In 1972, after 16 years in business, Williams realized that one store was not enough. He took on a group of partners. It was a mistake. By 1977, the company had five stores in affluent communities and a mail-order distribution center but was losing money. To grow further, Williams realized, would require real business expertise, not the good taste and techniques he relied upon. He decided to sell out.

W. Howard Lester, who had made a fortune in computers, bought Williams-Sonoma in 1978 for a reported $250,000. Williams was retained to buy merchandise and oversee catalogs, and served as chairman until 1986, then as vice chairman and finally as director emeritus.

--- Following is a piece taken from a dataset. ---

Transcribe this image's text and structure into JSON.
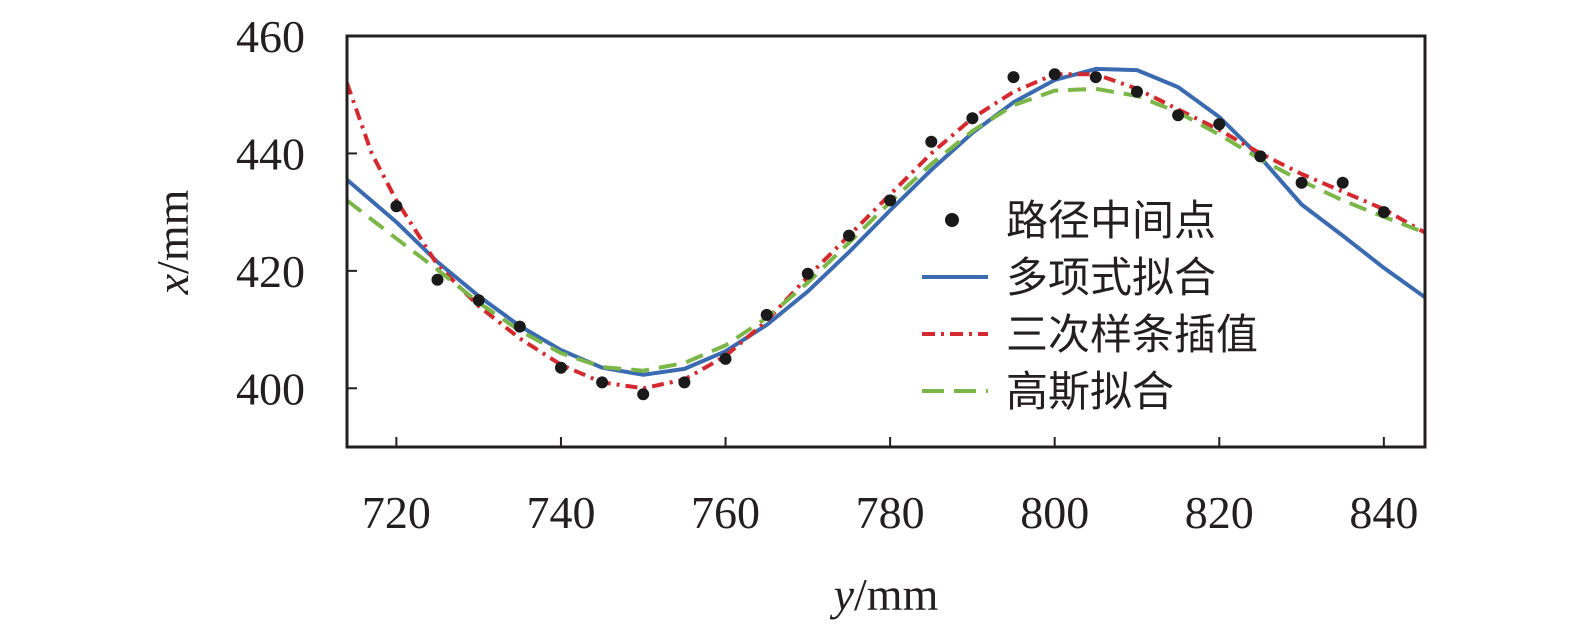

The company went public in 1983 and evolved into a home furnishings business that includes Pottery Barn, PBteen, Pottery Barn Kids, West Elm and Williams-Sonoma Home, in addition to seven direct-mail catalogs and six websites.

Williams, who had no immediate survivors, served on the boards of the Culinary Institute of America and the American Institute of Wine and Food. He won many honors, including the James Beard Foundation’s lifetime achievement award, and created many scholarships through the culinary institute and other organizations.

He also found time to scout out Valrhona chocolate from France, glazed apricots from Australia, paella pans from Spain and those chicken water jugs from Italy.

“Right from the beginning, I always bought what I liked,” he told The New York Times in 2004. “I looked for quality and design, and I had reasonably good taste. Basically, I think I was right.”